Is BHP burning bridges with investors?
Fisher’s listed Barramundi fund, which invests in Australian shares, has sold out of mining giant BHP as the stock nudged 52-week highs on the ASX this month.
But the decision wasn’t based on value.
Instead, Barramundi told investors it had “drawn a line in the sand” over BHP’s continued production of thermal coal — burnt in power stations to generate electricity.
In a letter to investors, senior portfolio manager Robbie Urquhart said Barramundi had sold out of BHP because it was deemed to be in contravention of the fund manager’s responsible investing policy.
“When we built our positions in BHP and Rio Tinto in 2016, both companies were producers of thermal coal,” Urquhart wrote.
“At the time it looked to us as if they were actively exiting their thermal coal operations.
“For this reason, we felt both companies were permissible holdings under our Responsible Investing Policy.
Rio exits
Since then, Rio Tinto has exited thermal coal completely, selling its last mine in 2018.
“While BHP had exited a number of thermal coal assets when it demerged the South32 operation in 2015, it has, however, hung on to its remaining assets in Colombia and Australia. Recent commentary from the company indicates that it is happy with its remaining thermal coal exposure. This was a big red flag for us.
“So, notwithstanding that we still regard BHP’s portfolio of businesses and management team highly, we have drawn a line in the sand.
“Until the remaining thermal coal assets are disposed of, we will no longer be investing in BHP’s shares.”
That’s a bold move from Barramundi and one that more and more fund managers are making.
The New Zealand Super Fund has shown the way in many respects, putting its own line in the sand on weapons manufacturing and other unethical investments.
Barramundi is following a worldwide trend on thermal coal.
Australia’s largest insurer, QBE , is about to stop insuring any new thermal coal projects and will get out of coal entirely by 2030.
And thermal coal prices plummeted earlier this month to multi-year lows, before recovering.
Barramundi investors will no doubt be keeping a sharp eye on that BHP share price.
The stock is up nearly 18 per cent in 2019, and recently traded at $A38.43.
AIG’s kiwi dividend
The New Zealand arm of global insurance giant American International Group has paid out a higher dividend to its parent, despite seeing a drop in its operating profit.
Accounts for AIG Insurance New Zealand — a major sponsor of the All Blacks — show the insurer paid out $15 million in dividends in its 2018 financial year, that’s up from $14m.
That was despite its operating profit after tax taking a dive falling from $13.1m in 2017 to $8.6m.
While insurance premium revenue rose from $187m to $211.7m its claims also rose from $127.8m to $139m.
That helped push its total expenses for the year up from $87m to $110.6m. Auditors PriceWaterhouseCoopers noted AIG New Zealand’s valuation of gross outstanding claims as a key audit matter.

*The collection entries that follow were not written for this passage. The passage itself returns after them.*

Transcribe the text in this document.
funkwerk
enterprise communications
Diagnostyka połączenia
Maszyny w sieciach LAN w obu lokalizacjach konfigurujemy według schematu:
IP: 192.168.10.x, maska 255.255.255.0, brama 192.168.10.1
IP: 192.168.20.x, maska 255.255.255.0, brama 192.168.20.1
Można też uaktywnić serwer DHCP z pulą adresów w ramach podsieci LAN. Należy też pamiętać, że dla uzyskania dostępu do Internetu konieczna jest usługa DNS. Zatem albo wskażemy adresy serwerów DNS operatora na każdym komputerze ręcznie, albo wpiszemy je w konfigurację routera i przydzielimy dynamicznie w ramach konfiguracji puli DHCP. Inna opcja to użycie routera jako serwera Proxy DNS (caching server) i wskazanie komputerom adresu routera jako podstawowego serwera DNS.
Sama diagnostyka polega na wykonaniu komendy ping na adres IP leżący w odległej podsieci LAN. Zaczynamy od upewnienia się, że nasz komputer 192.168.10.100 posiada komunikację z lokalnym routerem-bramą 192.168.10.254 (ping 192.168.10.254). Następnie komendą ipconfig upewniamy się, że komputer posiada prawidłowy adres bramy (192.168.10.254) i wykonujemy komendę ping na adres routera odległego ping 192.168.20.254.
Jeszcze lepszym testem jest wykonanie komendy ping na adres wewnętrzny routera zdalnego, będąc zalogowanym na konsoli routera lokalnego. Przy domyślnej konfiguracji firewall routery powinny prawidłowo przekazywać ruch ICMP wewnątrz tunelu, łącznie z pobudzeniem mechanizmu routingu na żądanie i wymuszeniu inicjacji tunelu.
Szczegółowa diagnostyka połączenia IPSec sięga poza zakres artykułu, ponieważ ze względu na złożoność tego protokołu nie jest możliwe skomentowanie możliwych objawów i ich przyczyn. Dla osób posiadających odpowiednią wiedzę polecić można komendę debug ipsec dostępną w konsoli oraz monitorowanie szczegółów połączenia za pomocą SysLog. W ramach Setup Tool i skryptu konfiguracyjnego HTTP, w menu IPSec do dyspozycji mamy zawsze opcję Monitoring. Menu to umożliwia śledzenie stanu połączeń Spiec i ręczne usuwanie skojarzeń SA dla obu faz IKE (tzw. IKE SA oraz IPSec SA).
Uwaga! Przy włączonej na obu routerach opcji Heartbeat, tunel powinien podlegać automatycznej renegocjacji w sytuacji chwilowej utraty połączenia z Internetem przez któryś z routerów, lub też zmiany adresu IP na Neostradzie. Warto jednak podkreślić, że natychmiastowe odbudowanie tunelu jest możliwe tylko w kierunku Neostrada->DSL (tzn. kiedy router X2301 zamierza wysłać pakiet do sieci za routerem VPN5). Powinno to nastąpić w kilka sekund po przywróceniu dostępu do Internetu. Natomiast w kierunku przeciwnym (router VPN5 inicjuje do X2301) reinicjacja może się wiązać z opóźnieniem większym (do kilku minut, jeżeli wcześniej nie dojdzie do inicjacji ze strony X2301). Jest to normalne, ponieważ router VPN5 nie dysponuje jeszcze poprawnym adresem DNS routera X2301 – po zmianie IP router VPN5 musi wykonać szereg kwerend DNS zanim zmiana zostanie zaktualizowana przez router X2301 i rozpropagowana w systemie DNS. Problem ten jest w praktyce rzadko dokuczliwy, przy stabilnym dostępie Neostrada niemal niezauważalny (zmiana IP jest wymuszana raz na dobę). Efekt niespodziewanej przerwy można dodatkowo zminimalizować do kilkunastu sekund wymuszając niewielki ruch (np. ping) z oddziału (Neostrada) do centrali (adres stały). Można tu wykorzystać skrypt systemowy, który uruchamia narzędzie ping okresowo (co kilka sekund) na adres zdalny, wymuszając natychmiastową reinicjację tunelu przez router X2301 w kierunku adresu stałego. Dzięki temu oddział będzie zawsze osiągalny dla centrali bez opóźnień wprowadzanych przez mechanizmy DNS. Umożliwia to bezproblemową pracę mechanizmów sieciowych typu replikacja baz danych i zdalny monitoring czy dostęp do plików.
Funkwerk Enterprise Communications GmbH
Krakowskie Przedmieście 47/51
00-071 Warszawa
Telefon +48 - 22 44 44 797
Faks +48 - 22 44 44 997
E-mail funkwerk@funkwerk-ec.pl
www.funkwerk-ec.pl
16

Outstanding claims for the New Zealand arm have risen in the past year, from $230.9m to $247m.
PwC said this was a key audit matter because of the complexity involved in the estimation process and “significant judgments” the company makes in determining the balance.

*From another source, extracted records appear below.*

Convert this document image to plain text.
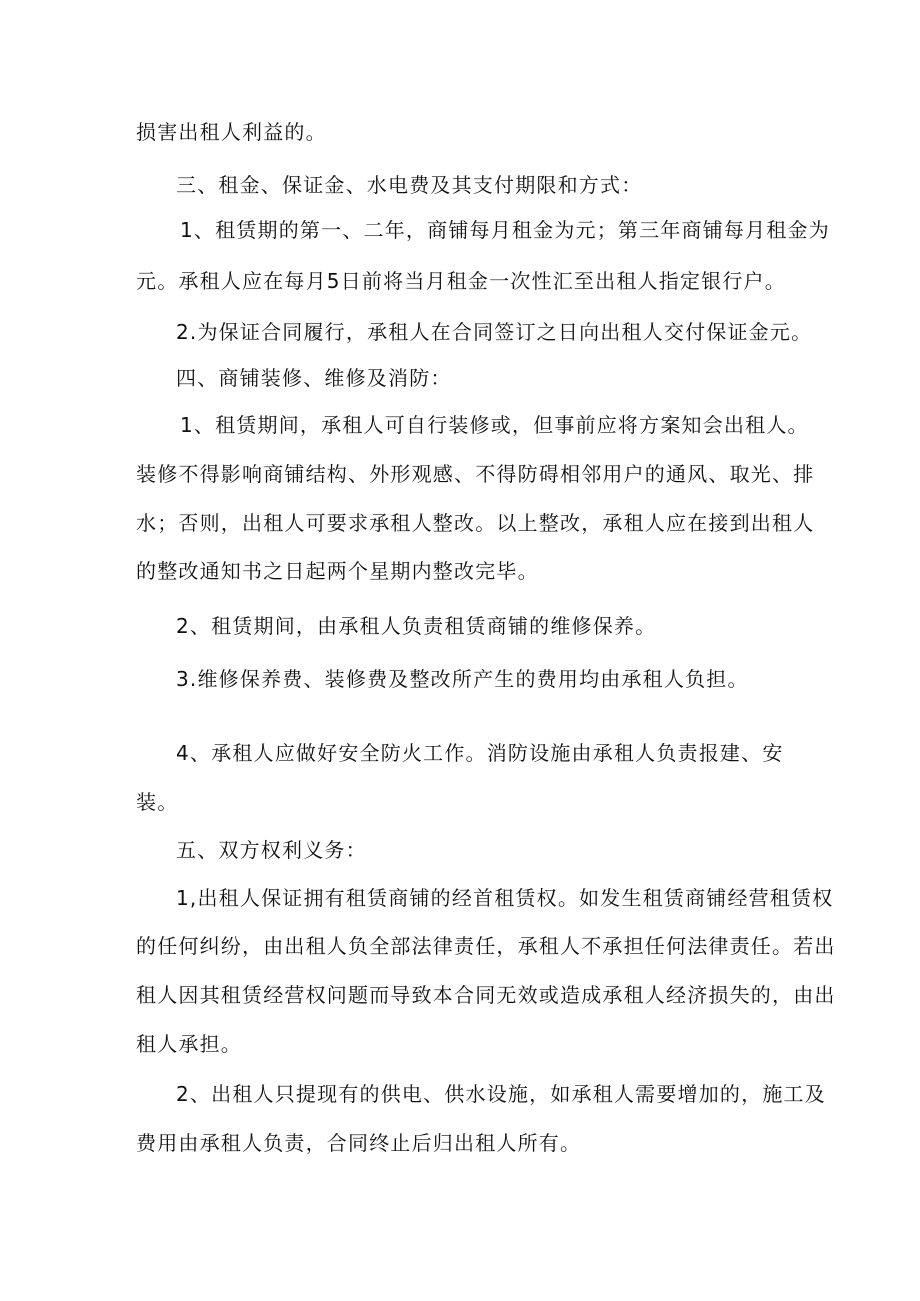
损害出租人利益的。
三、租金、保证金、水电费及其支付期限和方式：
1、租赁期的第一、二年，商铺每月租金为元；第三年商铺每月租金为
元。承租人应在每月5日前将当月租金一次性汇至出租人指定银行户。
2.为保证合同履行，承租人在合同签订之日向出租人交付保证金元。
四、商铺装修、维修及消防：
1、租赁期间，承租人可自行装修或，但事前应将方案知会出租人。
装修不得影响商铺结构、外形观感、不得防碍相邻用户的通风、取光、排
水；否则，出租人可要求承租人整改。以上整改，承租人应在接到出租人
的整改通知书之日起两个星期内整改完毕。
2、租赁期间，由承租人负责租赁商铺的维修保养。
3.维修保养费、装修费及整改所产生的费用均由承租人负担。
4、承租人应做好安全防火工作。消防设施由承租人负责报建、安
装。
五、双方权利义务：
1,出租人保证拥有租赁商铺的经首租赁权。如发生租赁商铺经营租赁权
的任何纠纷，由出租人负全部法律责任，承租人不承担任何法律责任。若出
租人因其租赁经营权问题而导致本合同无效或造成承租人经济损失的，由出
租人承担。
2、出租人只提现有的供电、供水设施，如承租人需要增加的，施工及
费用由承租人负责，合同终止后归出租人所有。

“Claim reserves are a best estimate of all claims incurred but not settled at a given date, regardless of whether these have been reported to the company.”
PwC undertook a deep dive looking at the work of the insurer’s actuary and compared the models used to generally accepted practices.

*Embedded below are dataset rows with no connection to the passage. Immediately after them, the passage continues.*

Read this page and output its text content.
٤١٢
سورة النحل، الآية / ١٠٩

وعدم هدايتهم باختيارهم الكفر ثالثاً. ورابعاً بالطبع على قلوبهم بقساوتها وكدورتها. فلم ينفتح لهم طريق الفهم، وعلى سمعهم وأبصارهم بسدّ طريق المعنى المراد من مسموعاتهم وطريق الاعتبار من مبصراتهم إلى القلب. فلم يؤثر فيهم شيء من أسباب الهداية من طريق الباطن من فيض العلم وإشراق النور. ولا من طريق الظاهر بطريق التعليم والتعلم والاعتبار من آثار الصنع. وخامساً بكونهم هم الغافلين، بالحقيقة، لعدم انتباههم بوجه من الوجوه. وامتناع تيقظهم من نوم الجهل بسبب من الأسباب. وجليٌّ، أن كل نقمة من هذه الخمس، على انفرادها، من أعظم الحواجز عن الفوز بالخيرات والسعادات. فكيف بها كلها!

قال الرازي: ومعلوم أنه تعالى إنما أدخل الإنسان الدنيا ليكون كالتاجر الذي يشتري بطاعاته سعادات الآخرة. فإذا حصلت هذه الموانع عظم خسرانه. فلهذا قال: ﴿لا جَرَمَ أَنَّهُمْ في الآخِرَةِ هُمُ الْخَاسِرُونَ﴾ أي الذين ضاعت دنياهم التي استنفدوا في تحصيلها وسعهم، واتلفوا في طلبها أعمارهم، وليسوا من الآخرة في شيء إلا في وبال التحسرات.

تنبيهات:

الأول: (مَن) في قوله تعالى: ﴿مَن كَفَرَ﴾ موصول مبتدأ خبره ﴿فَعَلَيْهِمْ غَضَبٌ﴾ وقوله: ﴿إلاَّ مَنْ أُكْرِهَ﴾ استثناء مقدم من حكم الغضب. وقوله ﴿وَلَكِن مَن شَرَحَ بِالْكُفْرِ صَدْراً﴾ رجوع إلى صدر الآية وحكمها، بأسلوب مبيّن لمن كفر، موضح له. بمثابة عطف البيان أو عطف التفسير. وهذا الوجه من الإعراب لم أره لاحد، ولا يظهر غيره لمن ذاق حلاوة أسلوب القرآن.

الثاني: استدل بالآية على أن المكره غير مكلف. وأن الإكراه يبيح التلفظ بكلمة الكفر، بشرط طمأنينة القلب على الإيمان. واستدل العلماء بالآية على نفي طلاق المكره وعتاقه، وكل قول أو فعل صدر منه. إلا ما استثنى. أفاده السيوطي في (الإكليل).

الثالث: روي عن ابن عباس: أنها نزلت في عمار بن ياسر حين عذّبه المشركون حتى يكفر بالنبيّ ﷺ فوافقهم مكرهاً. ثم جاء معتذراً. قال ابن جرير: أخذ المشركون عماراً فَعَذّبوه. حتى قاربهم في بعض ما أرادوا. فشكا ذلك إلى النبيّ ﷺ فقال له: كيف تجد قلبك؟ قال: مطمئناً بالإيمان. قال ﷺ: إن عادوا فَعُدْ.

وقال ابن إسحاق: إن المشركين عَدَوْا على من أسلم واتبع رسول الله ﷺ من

In the end, it found the outstanding claims included a risk margin that factored in the uncertainty.
Blackmores sinks
A2 Milk and Australian vitamin maker Blackmores are sometimes lumped in together because the unofficial “daigou” trade channels are a big part of their businesses.
But while a2 milk’s share price has hit new highs this week, Australia’s Blackmores’ has been heading south — with daigou at the centre of it all.
The ASX-listed company this week posted a slump in thirdquarter profit, partly due to a new China e-commerce law which came into force during the quarter.
The new rules mean that some goods sent to China through e-commerce channels need to adhere to higher product safety standards and a stricter tax regime.
Blackmores said the move resulted in lower sales to Chinese consumers through Australian retailers or personal shoppers in Australia who sent goods back to China. In contrast, a2 Milk has said it has had no impact from the new Chinese e-commerce laws that came into effect in January.
The company does not report quarterly, but it said early this month that it was making “pleasing progress” for Chinese label and English label cross border e-commerce channels. Investment bank UBS, in a comprehensive report on the China’s infant formula sector, said a2 Milk looked to be gaining market share at the expense of its bigger competitors. Blackmores, like a2, is a highly priced stock. Blackmores’ share price tumbled as much as 7 per cent soon after the result before partially rebounding. The stock last traded at A$92.15.